CHP Genel Başkanı Özgür Özel’in, “terör örgütü üyeliği” suçlamasıyla tutuklanan Esenyurt Belediye Başkanı Ahmet Özer’i ziyaret etmesi, Türkiye’de hukuk ve siyaset arasındaki gerilimi bir kez daha gündeme taşıdı. Silivri Cezaevi’nde gerçekleştirilen ziyaretin ardından Özel, yargının bağımsızlığı ve hukukun üstünlüğü ilkesine dair çarpıcı eleştirilerde bulundu.
Özgür Özel, yaptığı basın açıklamasında, Türkiye’de özellikle muhalif siyasetçilere yönelik suçlamaların ve yargılamaların 15 Temmuz darbe girişimi öncesi FETÖ tarafından uygulanan yöntemleri andırdığını vurguladı. Ahmet Özer’e yönelik iddiaların hukuki dayanaklardan yoksun olduğunu ifade eden Özel, “FETÖ’cülerin başlattığı suçlama ve yargılama şekli devam ediyor” diyerek savcıları eleştirdi.
“Düşman Ceza Hukuku” ve Yargıya Çağrı
Ahmet Özer’in tutuklanmasını “düşman ceza hukuku” uygulaması olarak niteleyen Özel, dosyadaki gizlilik kararını da sert bir dille eleştirdi: “Ahmet Özer’in dosyası kendisine ve avukatlarına gizli ama basına açık.” Yargının hızla hareket ederek iddianameyi hazırlaması gerektiğini söyleyen Özel, özellikle Hakim Akın Gürlek’e seslenerek “Birilerinin aparatı olma” çağrısında bulundu.
Silivri Cezaevi’ndeki birçok muhalif isme işaret eden Özel, Osman Kavala’dan Can Atalay’a, Selçuk Kozağaçlı’dan Tayfun Kahraman’a kadar pek çok ismin benzer suçlamalarla cezaevinde tutulduğunu hatırlattı. Bu durumu “Mussolini döneminin ön infaz yargılaması” olarak değerlendiren Özel, bu süreçlerin siyasi bir yol haritasının parçası olduğunu öne sürdü: “Bu süreç Bahçeli ve Erdoğan’ın siyasi planının bir parçasıdır.”
Muhalefetin Çizgisi: Barış ve Şeffaflık
Özgür Özel, partinin barış ve şeffaflıktan yana tavrını bir kez daha vurguladı. Ahmet Özer ve diğer tutuklu belediye başkanlarının yalnızca Kürt kimliklerinden dolayı hedef alındığını ifade eden Özel, Kürt sorununun çözümüne yönelik açık, şeffaf ve toplum tarafından kabul gören bir mutabakat sağlanması gerektiğini belirtti.

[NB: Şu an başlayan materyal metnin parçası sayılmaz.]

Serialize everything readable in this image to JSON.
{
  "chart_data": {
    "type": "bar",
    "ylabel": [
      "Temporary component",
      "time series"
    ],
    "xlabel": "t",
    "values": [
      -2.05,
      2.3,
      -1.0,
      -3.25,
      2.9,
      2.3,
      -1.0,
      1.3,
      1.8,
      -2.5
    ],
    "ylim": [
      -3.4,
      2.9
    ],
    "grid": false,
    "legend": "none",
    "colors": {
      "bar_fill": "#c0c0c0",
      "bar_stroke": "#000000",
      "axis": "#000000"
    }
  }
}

Ahmet Özer’in tutukluluğunun bir an önce incelenmesi ve iddianamenin hazırlanması gerektiğini söyleyen Özgür Özel’in çağrısı, sadece bireysel bir hak arayışı değil, aynı zamanda Türkiye’de yargının siyasi müdahalelerden arındırılması talebini de içeriyor. Bu süreç, muhaliflere yönelik yargılamaların Türkiye siyasetindeki etkisini bir kez daha gözler önüne sererken, hukukun üstünlüğü mücadelesinin önemini bir kez daha hatırlatıyor.